Erster Teil – Allgemeine Bestimmungen

Titel: Hessisches Straßengesetz (HStrG)
Normgeber: Hessen
Amtliche Abkürzung: HStrG
Gliederungs-Nr.: 60-6
gilt ab: 01.01.2012
Normtyp: Gesetz
gilt bis: [keine Angabe]
Fundstelle: GVBl. I 2003 S. 166 vom 27.06.2003

(1) Waldungen längs der Landesstraßen und der Kreisstraßen kann der Regierungspräsident im Einvernehmen mit dem Träger der Straßenbaulast bis zu einer Breite von vierzig Metern, gemessen vom äußeren Rand der befestigten Fahrbahn, zum Schonwald erklären.

(2) 1Der Schonwald ist vom Waldbesitzer zu erhalten und ordnungsgemäß zu bewirtschaften. 2Die Einhaltung dieser Verpflichtung wird durch die nach dem Hessischen Forstgesetz in der Fassung vom 10. September 2002 (GVBl. I S. 582), zuletzt geändert durch Gesetz vom 25. November 2010 (GVBl. I S. 434), für die Forstaufsicht zuständige Behörde sichergestellt.
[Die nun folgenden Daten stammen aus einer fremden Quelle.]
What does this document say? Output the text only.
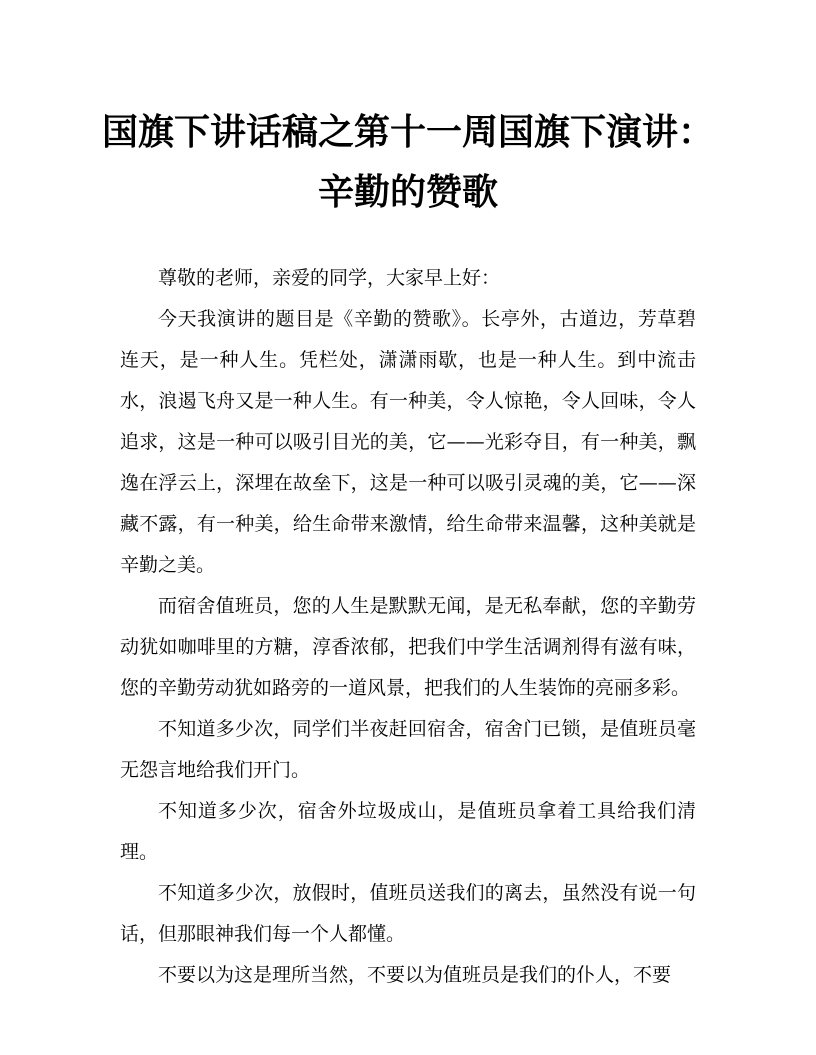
国旗下讲话稿之第十一周国旗下演讲：
辛勤的赞歌

尊敬的老师，亲爱的同学，大家早上好：

今天我演讲的题目是《辛勤的赞歌》。长亭外，古道边，芳草碧连天，是一种人生。凭栏处，潇潇雨歇，也是一种人生。到中流击水，浪遏飞舟又是一种人生。有一种美，令人惊艳，令人回味，令人追求，这是一种可以吸引目光的美，它——光彩夺目，有一种美，飘逸在浮云上，深埋在故垒下，这是一种可以吸引灵魂的美，它——深藏不露，有一种美，给生命带来激情，给生命带来温馨，这种美就是辛勤之美。

而宿舍值班员，您的人生是默默无闻，是无私奉献，您的辛勤劳动犹如咖啡里的方糖，淳香浓郁，把我们中学生活调剂得有滋有味，您的辛勤劳动犹如路旁的一道风景，把我们的人生装饰的亮丽多彩。

不知道多少次，同学们半夜赶回宿舍，宿舍门已锁，是值班员毫无怨言地给我们开门。

不知道多少次，宿舍外垃圾成山，是值班员拿着工具给我们清理。

不知道多少次，放假时，值班员送我们的离去，虽然没有说一句话，但那眼神我们每一个人都懂。

不要以为这是理所当然，不要以为值班员是我们的仆人，不要
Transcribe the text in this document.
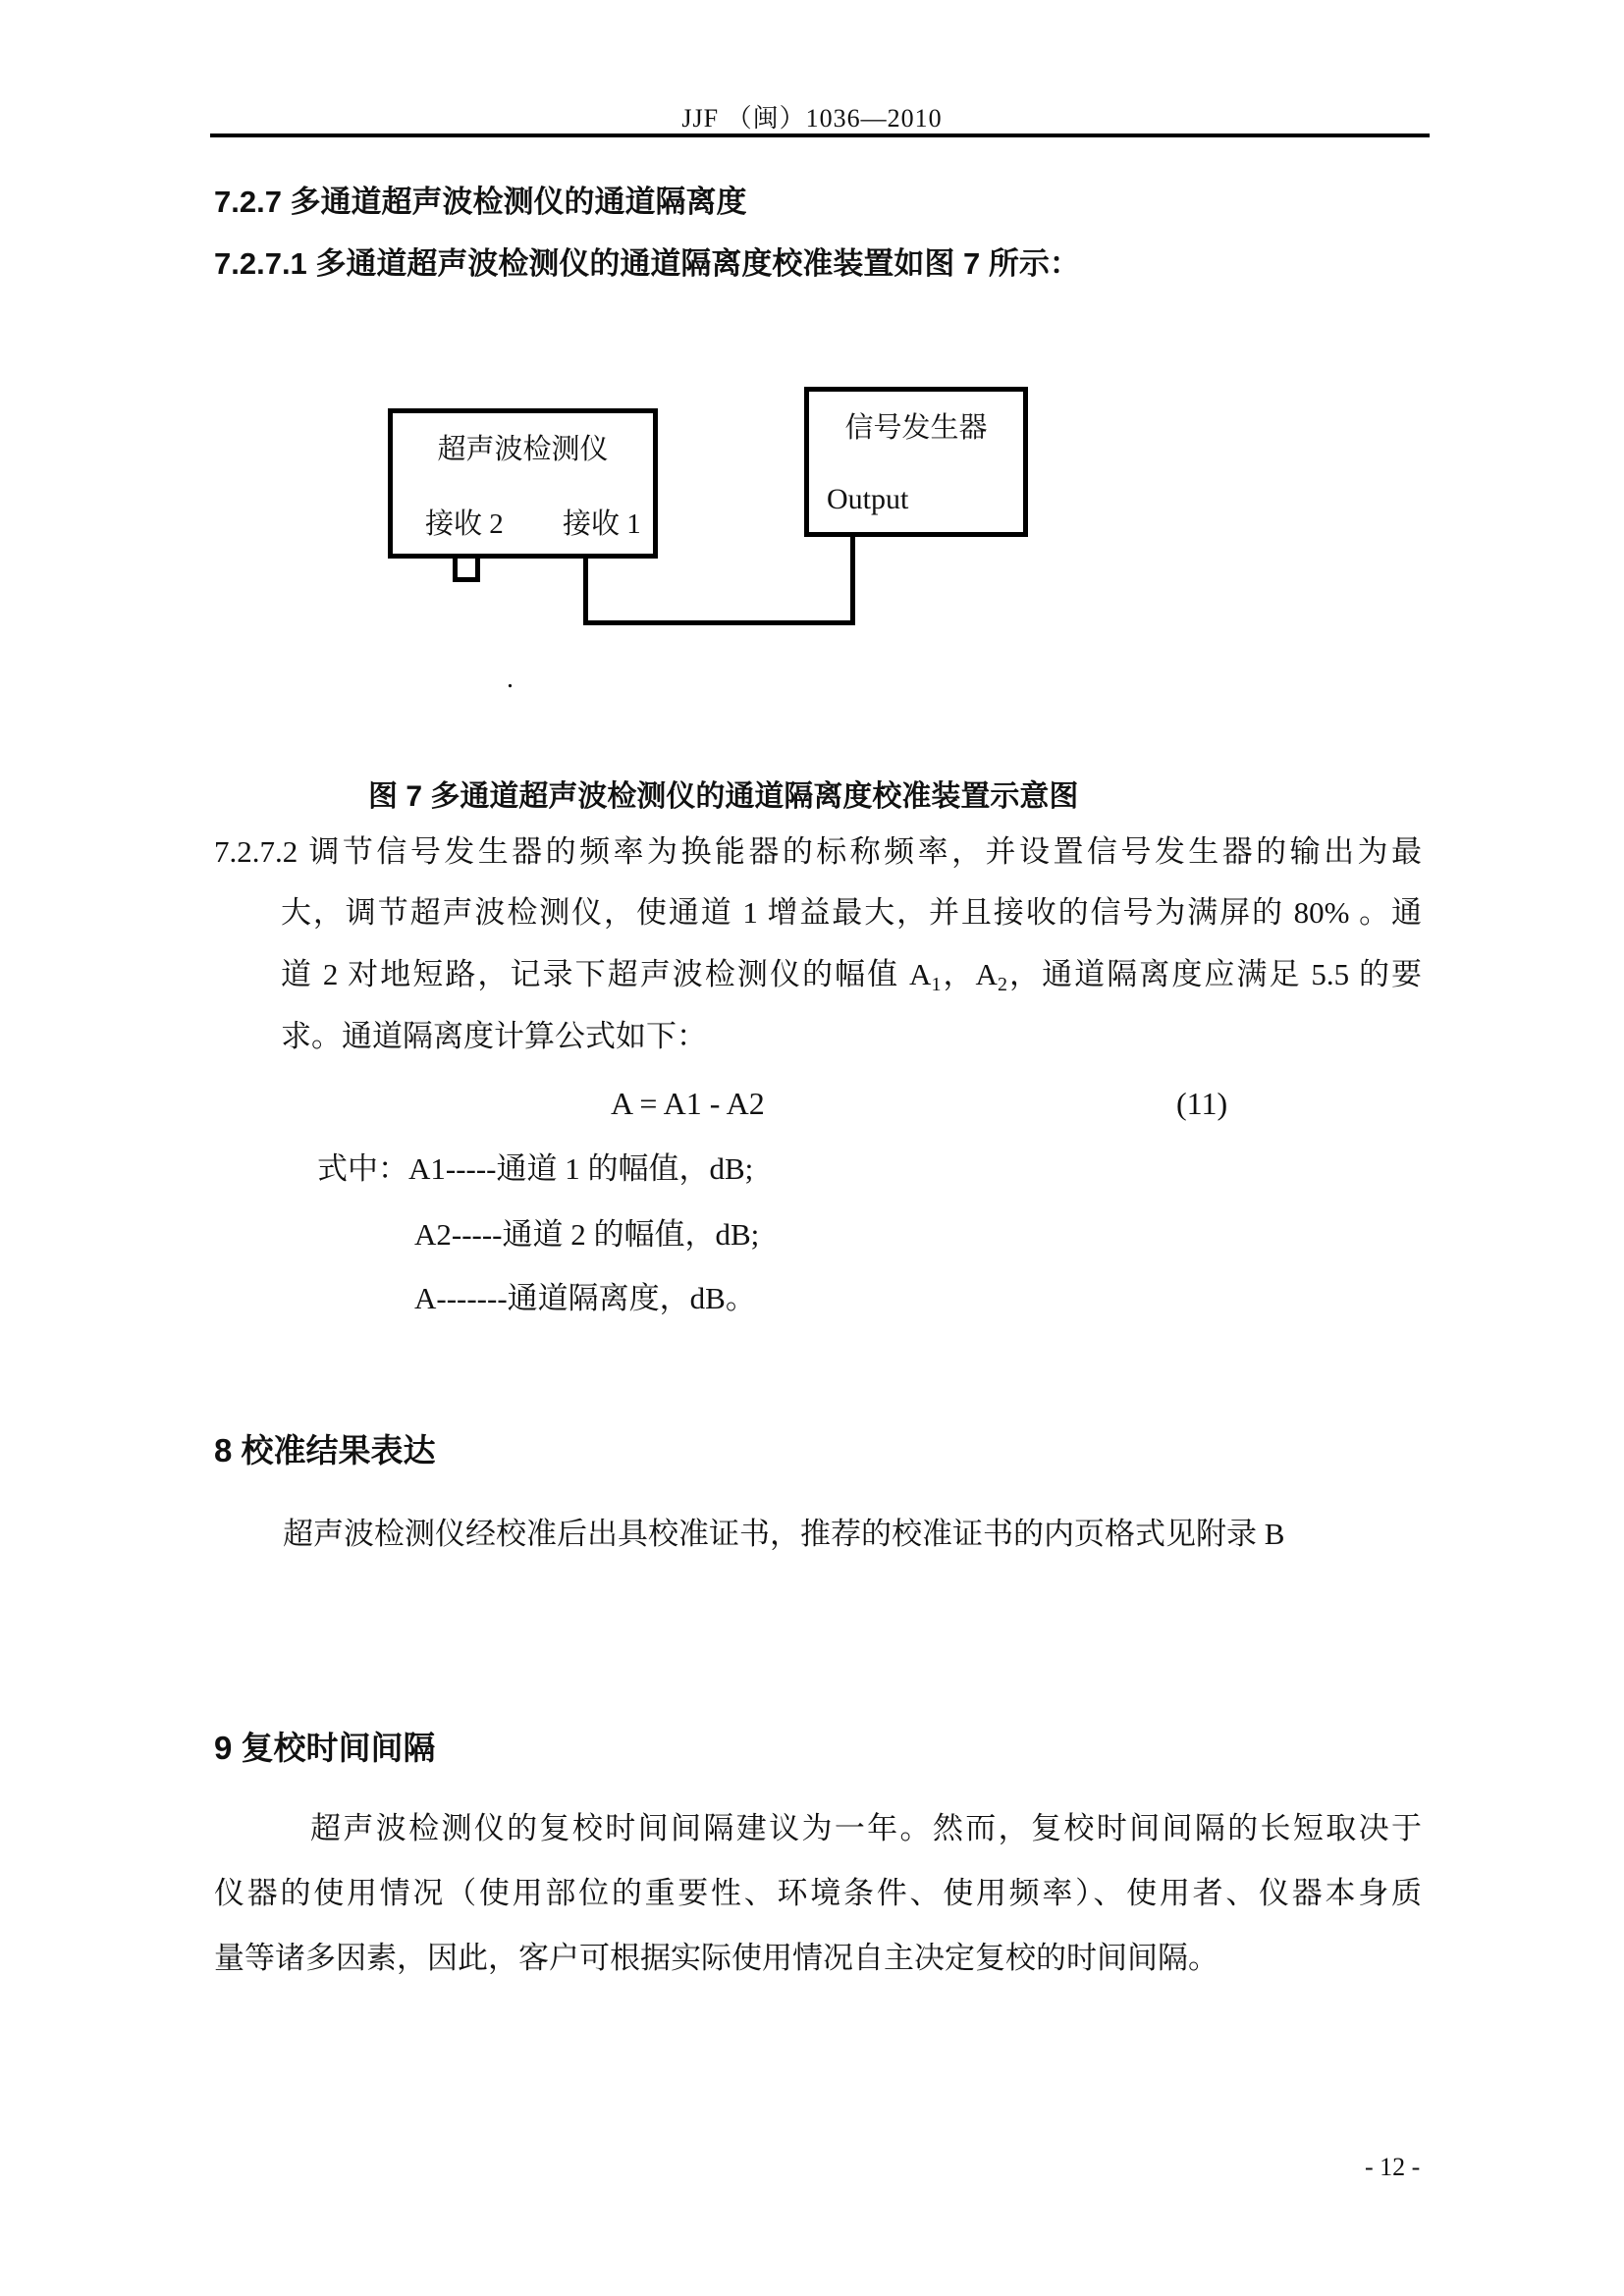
JJF （闽）1036—2010
7.2.7 多通道超声波检测仪的通道隔离度
7.2.7.1 多通道超声波检测仪的通道隔离度校准装置如图 7 所示：
超声波检测仪
接收 2 接收 1
信号发生器
Output
.
图 7 多通道超声波检测仪的通道隔离度校准装置示意图
7.2.7.2 调节信号发生器的频率为换能器的标称频率，并设置信号发生器的输出为最
大，调节超声波检测仪，使通道 1 增益最大，并且接收的信号为满屏的 80% 。通
道 2 对地短路，记录下超声波检测仪的幅值 $A_1$，$A_2$，通道隔离度应满足 5.5 的要
求。通道隔离度计算公式如下：
A = A1 - A2	(11)
式中：A1-----通道 1 的幅值，dB;
A2-----通道 2 的幅值，dB;
A-------通道隔离度，dB。
8 校准结果表达
超声波检测仪经校准后出具校准证书，推荐的校准证书的内页格式见附录 B
9 复校时间间隔
超声波检测仪的复校时间间隔建议为一年。然而，复校时间间隔的长短取决于
仪器的使用情况（使用部位的重要性、环境条件、使用频率）、使用者、仪器本身质
量等诸多因素，因此，客户可根据实际使用情况自主决定复校的时间间隔。
- 12 -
(3) 1Der Waldbesitzer hat Anspruch auf Entschädigung für die Nachteile, die ihm durch die Erklärung zum Schonwald gegenüber uneingeschränkter ordnungsmäßiger Bewirtschaftung seiner Grundstücke entstehen. 2Die Entschädigung ist vom Träger der Straßenbaulast zu zahlen. 3Über die Entschädigung entscheidet der Regierungspräsident. 4Die Entscheidung ist den Beteiligten zuzustellen. 5Gegen die Entscheidung kann binnen drei Monaten nach Zustellung Klage vor dem ordentlichen Gericht erhoben werden.